Diese Aussage hat ihn ein Leben lang nicht losgelassen. Über eine Verbindung zu dem berühmten Philosophen nachgeforscht hat er allerdings erst im Alter von fast 80 Jahren - der Verein Familienkunde Niedersachsen hilft ihm dabei. Seine Tochter habe ihn ermutigt: „Jetzt musst du endlich schauen, ob etwas dahinter steckt."


Die Legende, die seit Jahrzehnten bei ­Familie Naumann erzählt wird, geht so: ­Helena Demuth war die Haushälterin von Marx. Tatsächlich stimmt das. Ihr Name steht auch auf Marx' Grabstein auf dem High-gate Friedhof in London. Der Nachname ­Demuth ist auf der Insel Usedom verbreitet, wo die Naumanns herkommen. Helena Demuth soll mit Marx ein uneheliches Kind gehabt haben, das offiziell allerdings sein Freund Friedrich Engels als solches anerkannt hatte. Angeblich hat Marx auf seinem Sterbebett zugegeben, dass in Wahrheit er der Vater ist.

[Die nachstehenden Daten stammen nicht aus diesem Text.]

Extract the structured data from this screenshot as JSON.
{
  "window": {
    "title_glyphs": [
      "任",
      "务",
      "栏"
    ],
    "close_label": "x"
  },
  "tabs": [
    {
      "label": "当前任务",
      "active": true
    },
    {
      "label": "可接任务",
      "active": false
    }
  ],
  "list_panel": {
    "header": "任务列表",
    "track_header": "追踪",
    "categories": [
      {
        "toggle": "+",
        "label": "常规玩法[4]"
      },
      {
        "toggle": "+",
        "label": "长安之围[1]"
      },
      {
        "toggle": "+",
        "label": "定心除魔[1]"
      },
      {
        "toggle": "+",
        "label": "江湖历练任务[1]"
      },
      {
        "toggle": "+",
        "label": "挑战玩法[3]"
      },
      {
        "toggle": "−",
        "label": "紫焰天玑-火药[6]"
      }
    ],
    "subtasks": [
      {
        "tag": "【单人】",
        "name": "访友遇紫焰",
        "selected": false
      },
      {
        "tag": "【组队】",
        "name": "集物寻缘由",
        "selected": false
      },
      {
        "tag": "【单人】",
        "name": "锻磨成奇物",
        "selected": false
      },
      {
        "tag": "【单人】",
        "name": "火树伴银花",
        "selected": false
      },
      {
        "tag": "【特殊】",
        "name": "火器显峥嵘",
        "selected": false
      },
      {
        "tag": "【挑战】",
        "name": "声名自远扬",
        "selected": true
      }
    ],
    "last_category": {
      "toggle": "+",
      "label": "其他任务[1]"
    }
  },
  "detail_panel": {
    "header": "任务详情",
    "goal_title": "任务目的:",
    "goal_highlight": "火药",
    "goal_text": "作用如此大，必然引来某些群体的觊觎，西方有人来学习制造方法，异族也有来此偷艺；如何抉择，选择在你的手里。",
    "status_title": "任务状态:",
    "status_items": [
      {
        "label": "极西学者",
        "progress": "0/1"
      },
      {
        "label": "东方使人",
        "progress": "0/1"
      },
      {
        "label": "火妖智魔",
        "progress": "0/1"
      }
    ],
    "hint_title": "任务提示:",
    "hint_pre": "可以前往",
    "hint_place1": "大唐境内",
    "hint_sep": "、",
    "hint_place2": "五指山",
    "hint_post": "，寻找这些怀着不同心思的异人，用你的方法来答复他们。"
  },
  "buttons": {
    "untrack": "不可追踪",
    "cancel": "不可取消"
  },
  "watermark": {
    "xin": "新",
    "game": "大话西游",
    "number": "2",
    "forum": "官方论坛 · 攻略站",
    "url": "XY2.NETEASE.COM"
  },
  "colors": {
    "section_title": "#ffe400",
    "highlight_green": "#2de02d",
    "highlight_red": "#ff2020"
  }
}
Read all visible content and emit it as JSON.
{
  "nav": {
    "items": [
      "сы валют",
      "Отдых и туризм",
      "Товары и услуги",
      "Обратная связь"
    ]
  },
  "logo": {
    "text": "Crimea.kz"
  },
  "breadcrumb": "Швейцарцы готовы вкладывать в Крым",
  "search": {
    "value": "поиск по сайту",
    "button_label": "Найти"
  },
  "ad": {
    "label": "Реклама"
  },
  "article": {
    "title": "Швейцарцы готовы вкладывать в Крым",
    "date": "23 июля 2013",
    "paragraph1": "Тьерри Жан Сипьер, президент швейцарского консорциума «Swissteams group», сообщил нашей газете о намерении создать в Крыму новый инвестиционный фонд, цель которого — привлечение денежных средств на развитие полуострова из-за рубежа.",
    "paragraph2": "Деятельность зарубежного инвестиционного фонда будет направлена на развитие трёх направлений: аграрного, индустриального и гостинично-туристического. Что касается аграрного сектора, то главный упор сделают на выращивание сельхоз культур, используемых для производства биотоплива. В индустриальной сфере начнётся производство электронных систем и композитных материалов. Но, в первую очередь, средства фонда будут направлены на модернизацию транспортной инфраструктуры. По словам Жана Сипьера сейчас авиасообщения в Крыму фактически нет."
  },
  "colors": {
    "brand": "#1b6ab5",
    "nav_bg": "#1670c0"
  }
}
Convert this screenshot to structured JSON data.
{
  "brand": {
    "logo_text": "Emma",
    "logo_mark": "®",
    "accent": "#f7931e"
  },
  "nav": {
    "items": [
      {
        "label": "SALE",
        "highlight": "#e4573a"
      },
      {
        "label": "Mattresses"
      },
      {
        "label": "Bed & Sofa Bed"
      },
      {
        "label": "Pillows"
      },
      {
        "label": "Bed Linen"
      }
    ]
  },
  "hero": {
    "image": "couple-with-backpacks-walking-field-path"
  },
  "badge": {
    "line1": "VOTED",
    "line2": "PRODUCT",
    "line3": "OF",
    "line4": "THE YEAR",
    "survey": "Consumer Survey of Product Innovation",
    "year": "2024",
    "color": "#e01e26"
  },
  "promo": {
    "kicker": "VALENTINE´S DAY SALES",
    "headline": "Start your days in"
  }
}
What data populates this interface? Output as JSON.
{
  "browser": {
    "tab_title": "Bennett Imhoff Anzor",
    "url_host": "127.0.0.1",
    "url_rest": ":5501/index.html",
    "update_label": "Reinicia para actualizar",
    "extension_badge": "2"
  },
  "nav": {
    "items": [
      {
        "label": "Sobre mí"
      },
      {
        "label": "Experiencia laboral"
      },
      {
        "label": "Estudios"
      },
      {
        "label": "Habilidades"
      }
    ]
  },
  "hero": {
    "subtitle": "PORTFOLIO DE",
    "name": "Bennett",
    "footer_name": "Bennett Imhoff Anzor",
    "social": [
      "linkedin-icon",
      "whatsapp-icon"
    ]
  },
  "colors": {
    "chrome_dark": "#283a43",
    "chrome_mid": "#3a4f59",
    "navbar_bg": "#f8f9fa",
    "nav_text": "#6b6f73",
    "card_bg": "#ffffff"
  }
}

Doch es fehlten fast hundert Jahre dazwischen, sagt Gisela Fricke, die Horst Naumann bei der Recherche über seine Ahnen unterstützt. „Wir kommen einfach nicht ­weiter", berichtet auch Naumann und wirkt ein wenig enttäuscht. „Legenden zerplatzen nach etwas Nachforschen schnell wie Seifenblasen", hat Gabriele Fricke, die Vorsitzende des Vereins Familienkunde Niedersachsen, schon oft miterlebt.


Doch Naumann hat ein neues Hobby entdeckt. Man finde viele andere Informationen, von denen man vorher oft gar nichts ahnte, erzählt er. Nun recherchiert er über die Vorfahren seines Schwiegersohns.


Verein erhält 120 Anfragen pro Jahr


Der Verein bekommt immer mehr Anfragen, vor allem von jungen Menschen. Im Schnitt erhält die Familienkunde 120 Anfragen pro Jahr. Das seien mehr als noch vor einigen Jahren, sagt Expertin Fricke. Viele Interessierte wenden sich auch aus den USA an den Verein. Etwa ein Drittel der gesamten Mailanfragen stamme aus den Vereinigten Staaten.

Viele bräuchten Hilfe, weil sie gar nicht wüssten, wo sie anfangen sollen, erklärt ­Fricke, während sie in der Bibliothek des Vereins im Adressverzeichnis Hannovers blättert. Trauregister, Kirchenbücher und Chroniken über kleinere Orte mit alten Fotos helfen Suchenden weiter.


Viele Nachforschende treibt die Frage nach dem Warum an. In welchen Verhältnissen haben die Ur-Großeltern gelebt? Wie viele Kinder zogen sie auf? Und wie viele starben? Wuchs die Ur-Großmutter mit ­sieben anderen in drei Zimmern auf? Welche Tragödien stand die Familie durch? „Wir waren mal reich und mal arm. So war das bei uns", erzählt der pensionierte Apo-­theker Naumann. Man werde gelassener, wenn man wisse, dass auch bei den Vorfahren nicht immer alles rund lief.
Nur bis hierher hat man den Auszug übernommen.